In the heat of August 1963, the Philips company introduced its new product, the audio cassette, an invention that marked the lives of generations for the next few decades and which celebrates its fiftieth birthday this month.
"It was a big surprise on the market," recalls today the eighty-seven-year-old Lou Otens, who is considered the creator of the audio cassette.
"Audio cassettes were so small compared to other similar devices that they became a real sensation in an instant," says Otens in an interview with Time magazine.
Audio-cassettes experienced a real boom in the second half of the twentieth century, mostly in the music industry, and numerous generations grew up with cassette players and rewinding their favorite tapes.

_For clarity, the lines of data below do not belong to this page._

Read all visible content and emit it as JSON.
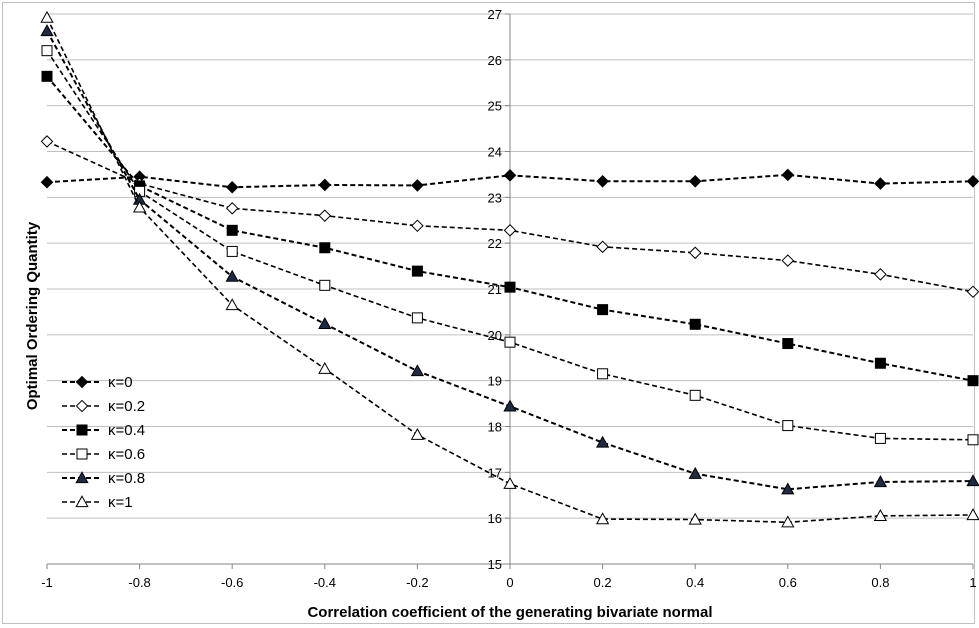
{
  "chart_data": {
    "type": "line",
    "title": "",
    "xlabel": "Correlation coefficient of the generating bivariate normal",
    "ylabel": "Optimal Ordering  Quantity",
    "xlim": [
      -1,
      1
    ],
    "ylim": [
      15,
      27
    ],
    "x": [
      -1,
      -0.8,
      -0.6,
      -0.4,
      -0.2,
      0,
      0.2,
      0.4,
      0.6,
      0.8,
      1
    ],
    "x_tick_labels": [
      "-1",
      "-0.8",
      "-0.6",
      "-0.4",
      "-0.2",
      "0",
      "0.2",
      "0.4",
      "0.6",
      "0.8",
      "1"
    ],
    "y_ticks": [
      15,
      16,
      17,
      18,
      19,
      20,
      21,
      22,
      23,
      24,
      25,
      26,
      27
    ],
    "y_tick_labels": [
      "15",
      "16",
      "17",
      "18",
      "19",
      "20",
      "21",
      "22",
      "23",
      "24",
      "25",
      "26",
      "27"
    ],
    "grid": true,
    "legend_position": "left",
    "series": [
      {
        "name": "κ=0",
        "marker": "diamond",
        "filled": true,
        "values": [
          23.33,
          23.45,
          23.22,
          23.27,
          23.26,
          23.48,
          23.35,
          23.35,
          23.49,
          23.3,
          23.35
        ]
      },
      {
        "name": "κ=0.2",
        "marker": "diamond",
        "filled": false,
        "values": [
          24.22,
          23.3,
          22.76,
          22.6,
          22.38,
          22.28,
          21.92,
          21.79,
          21.62,
          21.32,
          20.94
        ]
      },
      {
        "name": "κ=0.4",
        "marker": "square",
        "filled": true,
        "values": [
          25.64,
          23.25,
          22.28,
          21.9,
          21.39,
          21.04,
          20.55,
          20.23,
          19.81,
          19.38,
          19.0
        ]
      },
      {
        "name": "κ=0.6",
        "marker": "square",
        "filled": false,
        "values": [
          26.2,
          23.13,
          21.82,
          21.08,
          20.37,
          19.84,
          19.15,
          18.68,
          18.02,
          17.74,
          17.71
        ]
      },
      {
        "name": "κ=0.8",
        "marker": "triangle",
        "filled": true,
        "values": [
          26.63,
          22.95,
          21.27,
          20.24,
          19.21,
          18.44,
          17.65,
          16.97,
          16.63,
          16.79,
          16.81
        ]
      },
      {
        "name": "κ=1",
        "marker": "triangle",
        "filled": false,
        "values": [
          26.92,
          22.78,
          20.65,
          19.26,
          17.82,
          16.75,
          15.98,
          15.97,
          15.91,
          16.05,
          16.07
        ]
      }
    ],
    "colors": {
      "line": "#000000",
      "grid": "#bfbfbf",
      "marker_fill_dark": "#000000",
      "marker_fill_navy": "#1f2a44",
      "marker_fill_light": "#ffffff"
    }
  }
}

These cassettes consist of two symmetrical plastic surfaces, glued or screwed, with the same distance for the movable reels of switching the long tape. The frame of the cassette is standardized to a length of 10 cm, a width of 6,5 cm and a thickness of 2 centimeters.
Cassettes gained additional popularity with the development of recording and dubbing systems, because, which may sound incredible today, it became possible for individuals to create their own compilations, exchange them with others or give them to others with a symbolic selection of songs.
With the advent of CDs and later formats such as mp3, cassettes slowly fell into oblivion. Today, audio cassettes survive mostly in the world of collectors and those who look back with nostalgia. The British Daily Telegraph recently included the sound of rewinding an audio cassette on the list of sounds we miss today.